We all, as women, need to decide what it is that we want or need to be happy within ourselves.  Just knowing that our DNA has a lot to do with our appearance and that we should work harder to not put ourselves down based on this fact.  Imperfections are beautiful. Every famous person who is considered beautiful will be the first one to tell you a part of their looks that they do not find beautiful. It is okay.  We all need to be our own kind of beautiful or else we will look like perfect little molds coming out of some beauty machine. When is the last time that you flipped through a beauty magazine or watched a runway of models showing off the latest designer fashions?  Cookie cutter beauty is what you will see.  Instead of being like a stone that is found everywhere, achieve to become the precious and rare diamond that is viewed as having your own kind of individual beauty.

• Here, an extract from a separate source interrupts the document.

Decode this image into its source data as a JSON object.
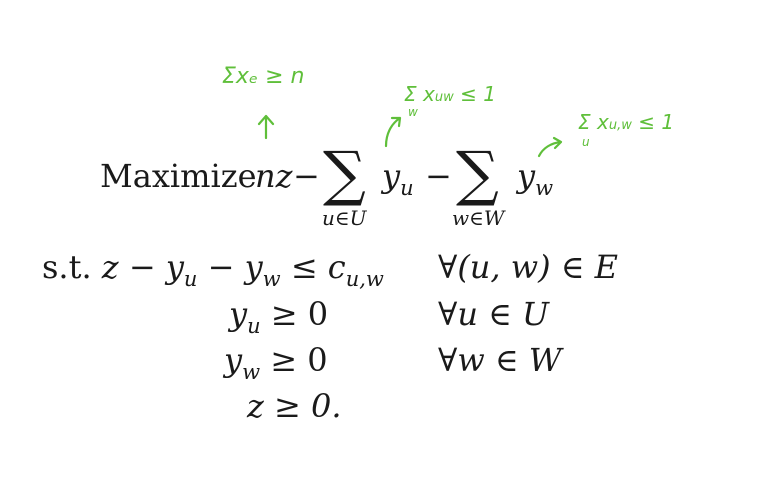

This is where we all need to remember that beauty is how you feel on the inside so that it all reflects in our eyes, our souls and our hearts. A very important mantra that I, as well as many other woman need to repeat frequently is to remember that being beautiful doesn't make you happy.  Being happy makes you beautiful.   

This picture of Katie Couric really demonstrates what I have been blogging about.  She is happy from within herself.  Her beauty shines in both pictures.  One without make up and the other one with some make up.  We all need to remember that beauty is in the eyes of the beholder and to stop being so rigid about what makes a person beautiful.

Let's put an end to the advertising agencies dictating to us about using an anti-aging cream and showing in a picture how our skin will look if we use it.  (Oops...they forgot to mention the model in the picture was in her 20's.) Or that the beautiful eye lashes can be ours if we use a certain kind of mascara.  Now, I don't know about you, but there is not a human on this planet who has lashes like what is shown in magazines unless they have lash enhancers on with the mascara.  These companies are finally being called out on some of these misconceptions.  Another favorite ad is for those using Spanx, a body shaper product, only the person showing what Spanx can do for us is already a size 6.  What would she need a body shaper for?  It is to make the consumer believe that her size 12 -14 body will look like the model if we put on Spanx.  

We are all unique and beautiful human beings.  Go out in the world with your smile and your beauty will most definitely come shining through.  After all, it does take your beauty on the inside to come shining outwardly for the real beauty to be seen by others.